Affiliation:
1. Department of Mathematics, Faculty of Physical Sciences, University of Benin, Benin City, Edo State, Nigeria
2. Department of Banking and Finance, Faculty of Management Sciences, University of Benin, Benin City, Edo State, Nigeria
Abstract
This paper considers an epidemiological model, referred to as SEIDRS disease model design for a communicable disease insurance policy. Epidemiologically, the individual population has five demographic groups, which includes: susceptibles (S), exposed (E), infectives undergoing treatments (I), infectives but dead (D) and (R) infectives but recovered from the communicable disease as stipulated in the insurance policy. The latter rejoined the susceptible group and then, continues with the insurance company by paying premium until such insured becomes infected again.
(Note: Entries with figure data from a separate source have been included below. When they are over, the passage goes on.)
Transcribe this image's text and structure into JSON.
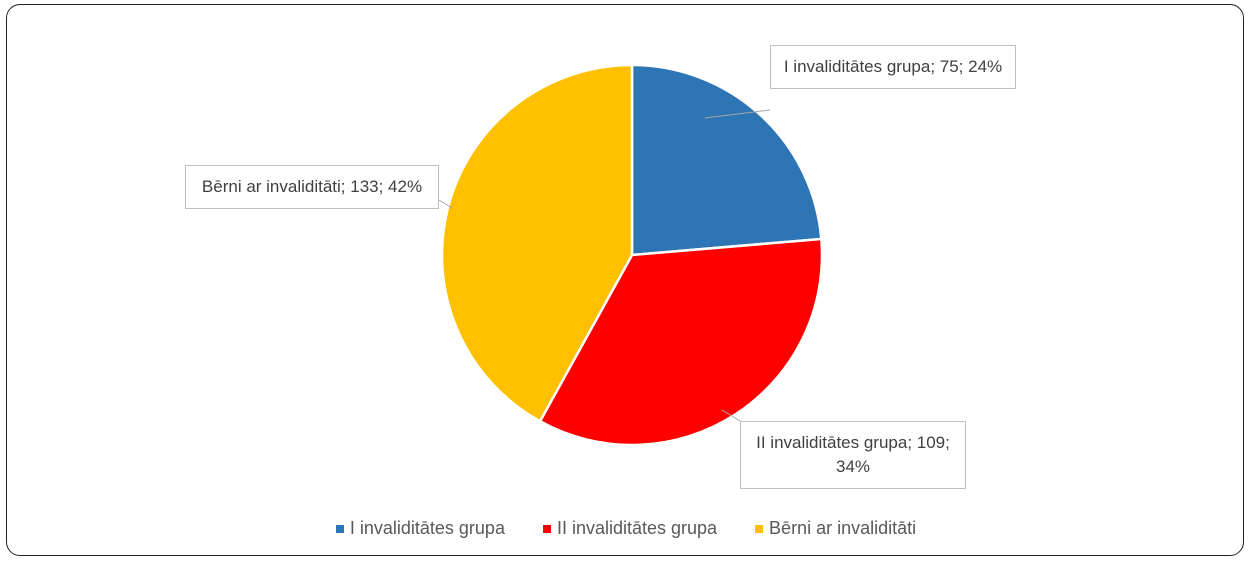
{
  "chart_data": {
    "type": "pie",
    "categories": [
      "I invaliditātes grupa",
      "II invaliditātes grupa",
      "Bērni ar invaliditāti"
    ],
    "values": [
      75,
      109,
      133
    ],
    "value_labels": [
      "I invaliditātes grupa; 75; 24%",
      "II invaliditātes grupa; 109; 34%",
      "Bērni ar invaliditāti; 133; 42%"
    ],
    "colors": [
      "#2e75b6",
      "#ff0000",
      "#ffc000"
    ],
    "legend": "bottom"
  }
}
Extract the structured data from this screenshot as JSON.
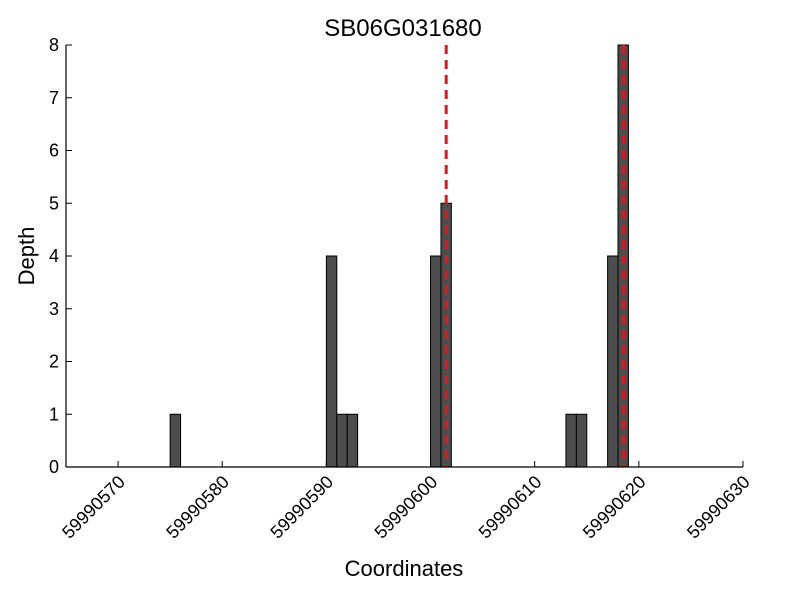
{
  "chart_data": {
    "type": "bar",
    "title": "SB06G031680",
    "xlabel": "Coordinates",
    "ylabel": "Depth",
    "xlim": [
      59990565,
      59990630
    ],
    "ylim": [
      0,
      8
    ],
    "x_ticks": [
      59990570,
      59990580,
      59990590,
      59990600,
      59990610,
      59990620,
      59990630
    ],
    "y_ticks": [
      0,
      1,
      2,
      3,
      4,
      5,
      6,
      7,
      8
    ],
    "bar_width": 1,
    "x": [
      59990575,
      59990590,
      59990591,
      59990592,
      59990600,
      59990601,
      59990613,
      59990614,
      59990617,
      59990618
    ],
    "values": [
      1,
      4,
      1,
      1,
      4,
      5,
      1,
      1,
      4,
      8
    ],
    "reference_lines": [
      59990601.5,
      59990618.5
    ],
    "grid": false,
    "colors": {
      "bar_fill": "#4d4d4d",
      "bar_edge": "#000000",
      "reference_line": "#e8141c",
      "axis": "#000000"
    }
  }
}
The class of infectives comprises a union of those groups that are under treatment and the dead policy holders (PHs). The susceptible and exposed individuals constantly face the risks of being infected by the disease, while the infective class faces the risks of death resulting from the disease. Again, the probability function of a PH to remain susceptible under the SEIDRS disease model is considered, in this paper. Consequently, we obtain, for the insurance policy, the probability density function and cumulative distribution function under the SEIDRS disease model. Using the actuarial principles and techniques, we determine the parties’ insurance financial obligations as well as the insurance quantities. Some empirical results arising from the model analyses, in this paper are considered.